Proton beam therapy and radiotherapy work in similar ways: both send beams of energy into cancerous tissue to kill the cells. The difference is that a proton beam stops when it hits the tumor cells, while a radiotherapy beam continues through a person's body.
As proton beams send radiation is directly to cancer cells, it is used to treat hard to reach cancers located deep within the body or close to critical organs.
It is often used to treat cancer in children and young adults, whose body tissues are not fully developed. Ashya King has cancer in his cheek.
Children are also more likely to develop a second cancer later in life as a result of early exposure to conventional forms of radiation therapy. This is less likely with proton beam therapy.
Proton beams in the UK
UK patients who require this treatment are often sent to the US by the NHS for the treatment, which can cost up to £90,000 a patient.
However, doctors have to weigh factors like the risk of sending seriously ill patients to travel thousands of miles.
Since the programme started in 2008, a total of 370 children have been sent abroad for the treatment.

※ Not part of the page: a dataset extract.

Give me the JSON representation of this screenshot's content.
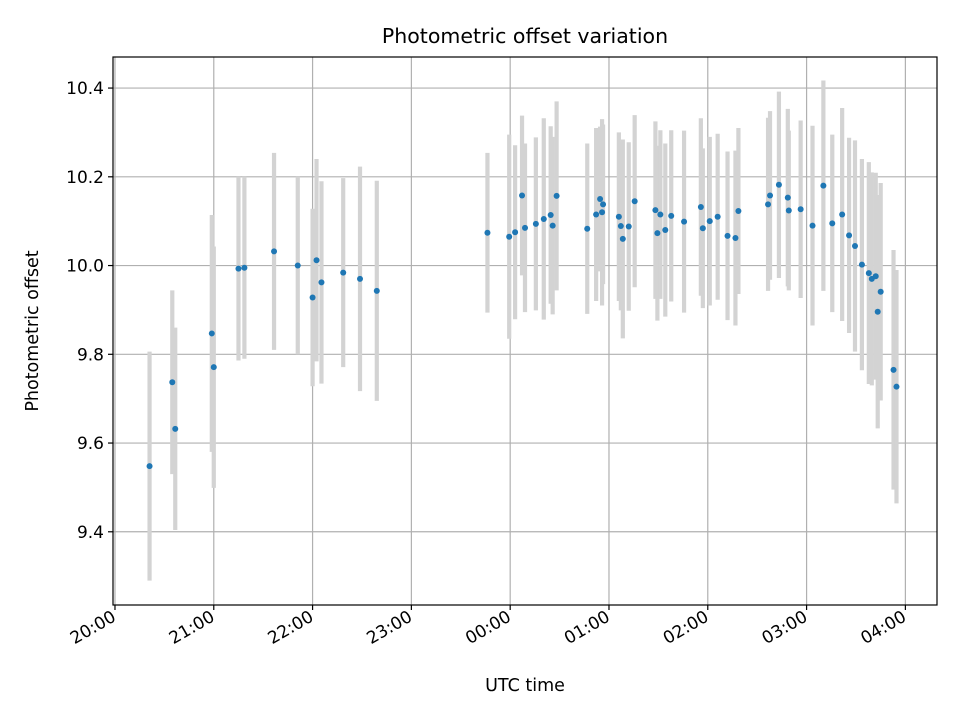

The NHS says that those patients who are not referred for the treatment "were not suitable and did not match the approved referral guidelines. These are patients for whom there is no advantage from protons for technical or clinical reasons and the clinical reference panel did not assess it would have any clinical benefit."
The NHS has not yet commented on whether Ashya King was refused the therapy.
There are several centres offering the treatment in Europe. Ashya King's parents said that they intended to seek treatment from a centre in the Czech Republic.
Only one hospital in the UK offers proton beam therapy – the Clatterbridge Cancer Centre in Merseyside. However, the therapy offered here is limited to rare types of eye cancer, as the proton beam this centre's cyclotron can create can only penetrate up to 3cm into a person's body.
Two £250 million proton beam centres are currently being built in the UK to treat NHS patients: one at the Christie Hospital in Manchester, the other at UCL Hospital in London.
Starting in 2018, the centres in London and Manchester will treat up to 1,500 patients a year.
There is a lack of agreement on whether the treatment is more successful than other kinds of cancer treatment.